Monday, March 17, 2008

3 Secrets About Mortgage Protection You Should Know Before You Buy

Have you ever received one of those letters promoting mortgage protection insurance? You know the ones that look like they come from the bank but you are just not sure what they are all about.

The problem is these letters or offers often leave you with a lot of unanswered questions. Who sent this letter and how did they get my information? Are they affiliated with my Bank? Do I really need Mortgage Protection? How much does it cost, and is it really a good idea?

First of all where did this letter come from? Well that depends. Sometimes a bank or lending institution may have given your name out to a third party insurance company that offers mortgage insurance and has some affiliation with the bank. On the other hand, it might just be a local insurance agent who is trying to generate business. The affiliated insurance company obviously got your information from the bank they are affiliated with but the insurance agent may have just got your information from the county clerk. You see, mortgages are a matter of public record and anyone with some time on their hands and a little know how can go down to the county court house and look up information regarding your mortgage. For some of you this may make you a bit concerned but it is perfectly legal.

So that is how those letters end up at your door but the more important question is what is mortgage protection insurance and do you really need it? Mortgage Protection insurance is just what it sounds like. It is an insurance policy designed to protect your family in the event that you are not around to pay your mortgage for them. The plan might be set up to pay off the loan if you die or if you become disabled. But to answer the question do you need it depends on a lot of other factors. Do you have dependents that are counting on you to pay the mortgage every month? If you became sick or injured and unable to work how long could you pay the mortgage without your current income coming in? Do you have other life insurance or disability insurance in place? If so is it really going to be enough now that you have taken on more obligations? When was the last time you had a professional evaluate your insurance needs? All of these questions should be taken into account before you make a decision regarding Mortgage Protection Insurance.

After considering all of these questions you still may be trying to figure out if mortgage protection insurance is a good deal for you or not. Again the answer is, it depends, and there are many things about mortgage protection insurance that you may not be aware of. Here are just a few examples.

If something looks too good to be true it usually is.

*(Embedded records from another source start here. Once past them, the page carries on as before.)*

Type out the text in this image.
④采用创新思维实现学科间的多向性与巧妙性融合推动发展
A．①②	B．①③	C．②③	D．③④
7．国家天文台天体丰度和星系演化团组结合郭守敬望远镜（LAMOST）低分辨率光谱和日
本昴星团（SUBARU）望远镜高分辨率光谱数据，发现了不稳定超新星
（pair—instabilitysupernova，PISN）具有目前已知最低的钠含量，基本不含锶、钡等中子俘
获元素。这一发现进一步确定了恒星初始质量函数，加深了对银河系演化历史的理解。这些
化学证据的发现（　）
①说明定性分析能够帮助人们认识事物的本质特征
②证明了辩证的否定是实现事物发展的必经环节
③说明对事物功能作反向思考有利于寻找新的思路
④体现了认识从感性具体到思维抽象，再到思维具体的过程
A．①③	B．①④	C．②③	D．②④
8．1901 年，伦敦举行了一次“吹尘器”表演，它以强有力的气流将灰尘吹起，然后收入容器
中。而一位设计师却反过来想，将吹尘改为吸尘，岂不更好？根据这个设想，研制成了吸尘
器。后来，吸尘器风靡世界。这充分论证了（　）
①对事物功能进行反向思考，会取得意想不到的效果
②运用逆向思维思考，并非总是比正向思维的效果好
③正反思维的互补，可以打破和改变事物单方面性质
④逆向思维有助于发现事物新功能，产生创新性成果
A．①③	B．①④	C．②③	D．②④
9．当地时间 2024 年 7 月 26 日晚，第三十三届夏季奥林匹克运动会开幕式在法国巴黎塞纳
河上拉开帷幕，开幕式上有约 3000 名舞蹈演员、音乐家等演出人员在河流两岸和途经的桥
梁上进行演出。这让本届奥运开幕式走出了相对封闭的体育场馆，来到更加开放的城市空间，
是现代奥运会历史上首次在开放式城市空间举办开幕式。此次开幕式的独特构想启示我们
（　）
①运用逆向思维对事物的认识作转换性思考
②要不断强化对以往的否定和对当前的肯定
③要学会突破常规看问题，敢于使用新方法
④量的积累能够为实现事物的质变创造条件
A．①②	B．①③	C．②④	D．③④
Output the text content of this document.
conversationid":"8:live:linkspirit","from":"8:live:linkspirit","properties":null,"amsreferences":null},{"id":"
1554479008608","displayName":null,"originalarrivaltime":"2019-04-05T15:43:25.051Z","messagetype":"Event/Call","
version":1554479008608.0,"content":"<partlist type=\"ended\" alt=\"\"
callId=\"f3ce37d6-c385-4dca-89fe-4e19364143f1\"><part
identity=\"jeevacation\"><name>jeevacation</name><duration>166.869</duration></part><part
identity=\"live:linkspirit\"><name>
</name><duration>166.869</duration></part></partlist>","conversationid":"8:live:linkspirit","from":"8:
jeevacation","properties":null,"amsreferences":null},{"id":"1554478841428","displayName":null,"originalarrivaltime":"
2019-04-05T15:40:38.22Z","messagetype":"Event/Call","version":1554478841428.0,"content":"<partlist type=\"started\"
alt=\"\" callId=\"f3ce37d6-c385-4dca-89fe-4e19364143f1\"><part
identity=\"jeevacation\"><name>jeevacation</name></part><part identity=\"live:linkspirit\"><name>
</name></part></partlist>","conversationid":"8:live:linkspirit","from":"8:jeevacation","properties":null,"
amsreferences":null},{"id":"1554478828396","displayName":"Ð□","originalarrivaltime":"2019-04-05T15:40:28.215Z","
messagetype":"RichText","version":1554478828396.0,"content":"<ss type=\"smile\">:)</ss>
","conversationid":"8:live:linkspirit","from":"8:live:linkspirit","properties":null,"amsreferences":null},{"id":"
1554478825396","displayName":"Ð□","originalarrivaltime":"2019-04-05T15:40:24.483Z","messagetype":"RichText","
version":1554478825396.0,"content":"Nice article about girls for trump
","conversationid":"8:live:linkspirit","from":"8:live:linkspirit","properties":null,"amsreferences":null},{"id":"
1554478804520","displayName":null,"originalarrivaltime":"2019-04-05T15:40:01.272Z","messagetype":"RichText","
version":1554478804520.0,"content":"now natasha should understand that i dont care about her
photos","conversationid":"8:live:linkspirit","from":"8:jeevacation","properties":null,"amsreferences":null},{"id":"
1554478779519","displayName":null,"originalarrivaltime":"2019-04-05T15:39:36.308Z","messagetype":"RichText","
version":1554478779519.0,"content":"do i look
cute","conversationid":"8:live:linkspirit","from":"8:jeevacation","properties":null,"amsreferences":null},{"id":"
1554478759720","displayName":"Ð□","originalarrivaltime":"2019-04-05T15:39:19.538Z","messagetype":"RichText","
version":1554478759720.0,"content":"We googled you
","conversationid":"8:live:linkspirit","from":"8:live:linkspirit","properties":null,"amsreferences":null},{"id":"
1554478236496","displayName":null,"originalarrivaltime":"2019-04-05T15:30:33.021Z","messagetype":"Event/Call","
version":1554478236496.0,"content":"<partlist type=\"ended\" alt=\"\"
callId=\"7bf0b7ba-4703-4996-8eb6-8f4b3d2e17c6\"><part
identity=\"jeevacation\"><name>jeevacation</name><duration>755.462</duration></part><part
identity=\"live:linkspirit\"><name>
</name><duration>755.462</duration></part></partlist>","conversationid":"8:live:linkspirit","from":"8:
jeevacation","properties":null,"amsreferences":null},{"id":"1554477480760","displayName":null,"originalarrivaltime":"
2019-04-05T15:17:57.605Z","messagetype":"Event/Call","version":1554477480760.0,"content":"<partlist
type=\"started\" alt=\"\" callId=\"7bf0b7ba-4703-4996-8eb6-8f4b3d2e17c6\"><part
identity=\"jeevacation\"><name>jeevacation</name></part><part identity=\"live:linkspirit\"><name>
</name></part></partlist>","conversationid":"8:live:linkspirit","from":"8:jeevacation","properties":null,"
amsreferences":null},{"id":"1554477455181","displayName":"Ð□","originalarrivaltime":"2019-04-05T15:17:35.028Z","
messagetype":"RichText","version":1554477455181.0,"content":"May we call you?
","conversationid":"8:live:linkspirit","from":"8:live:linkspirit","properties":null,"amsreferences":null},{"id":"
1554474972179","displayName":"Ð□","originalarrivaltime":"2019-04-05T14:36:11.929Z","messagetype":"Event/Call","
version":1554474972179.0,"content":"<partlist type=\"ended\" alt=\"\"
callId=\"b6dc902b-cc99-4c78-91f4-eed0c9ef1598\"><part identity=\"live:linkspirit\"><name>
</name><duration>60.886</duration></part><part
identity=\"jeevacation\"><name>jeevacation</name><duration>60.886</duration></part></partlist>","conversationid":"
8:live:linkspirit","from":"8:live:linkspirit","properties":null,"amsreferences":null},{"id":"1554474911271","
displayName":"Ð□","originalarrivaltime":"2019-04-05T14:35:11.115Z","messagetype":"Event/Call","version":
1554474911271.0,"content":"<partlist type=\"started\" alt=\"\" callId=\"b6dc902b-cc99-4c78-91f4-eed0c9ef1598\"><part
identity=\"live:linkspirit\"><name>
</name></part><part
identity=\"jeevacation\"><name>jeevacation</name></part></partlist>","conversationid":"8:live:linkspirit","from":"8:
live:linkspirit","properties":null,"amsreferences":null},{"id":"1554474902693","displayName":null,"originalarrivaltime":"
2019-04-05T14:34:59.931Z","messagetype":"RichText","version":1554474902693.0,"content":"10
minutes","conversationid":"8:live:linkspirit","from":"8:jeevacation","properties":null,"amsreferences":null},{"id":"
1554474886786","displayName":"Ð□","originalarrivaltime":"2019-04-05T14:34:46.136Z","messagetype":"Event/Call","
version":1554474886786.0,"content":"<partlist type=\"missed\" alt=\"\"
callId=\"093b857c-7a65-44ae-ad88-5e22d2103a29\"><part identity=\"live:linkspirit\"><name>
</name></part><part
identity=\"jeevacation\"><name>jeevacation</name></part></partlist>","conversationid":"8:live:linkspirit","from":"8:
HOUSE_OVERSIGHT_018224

For example many of the plans that are sent out from bank affiliates are very inexpensive so they may seem to be quite attractive however you need to read the fine print or find an advisor that can help you. The catch on these plans usually is that they will only pay off if your death or disability is the result of an accident. What happens if you purchase one of these plans and you have a health concern like, cancer, heart attack or stroke? They won't pay dime one, that's what happens! So be careful that you know what it is that you are buying. Especially if it is being sold through the mail and looks too cheap to be true. Accident plans only pay if you die in an accident, period.

One other problem with the bank sponcered plans are that most of them are set up with decreasing benefits. In other words your insurance benefit will decrease as your loan decreases. For example if you start out with a $100,000 mortgage and you pay on it for 15 years and now you only owe $72,000 your insurance contract's death benefit will also drop to $72,000. At first this might not seem like a problem and it's really not. But what if you could instead have a level benefit for the same price? For example what if you could have a $100,000 death benefit no matter how much you owed on the house and it didn't cost you anymore to do it that way? Wouldn't that be a better deal? Well that deal dose exist so you may want to be careful before you sign up for the first plan you see.

Another thing that you may want to look out for is that with almost all of the banks plans they are non-transferable. This means that if you change banks, or you refinance, or even if you just sell your home you now have to get a brand new mortgage insurance plan because the bank's plan doesn't carry over. What if your health changes and you don't qualify? What if your new bank doesn't offer mortgage protection (not all banks do)? What if a few years have gone by and now you are older and the costs have increased due to your age? If any of these things happen than you would have been better off buying a plan that was transferable from one mortgage to the next. Theses transferable plans are often not available through the bank but must be purchased through an independent insurance broker.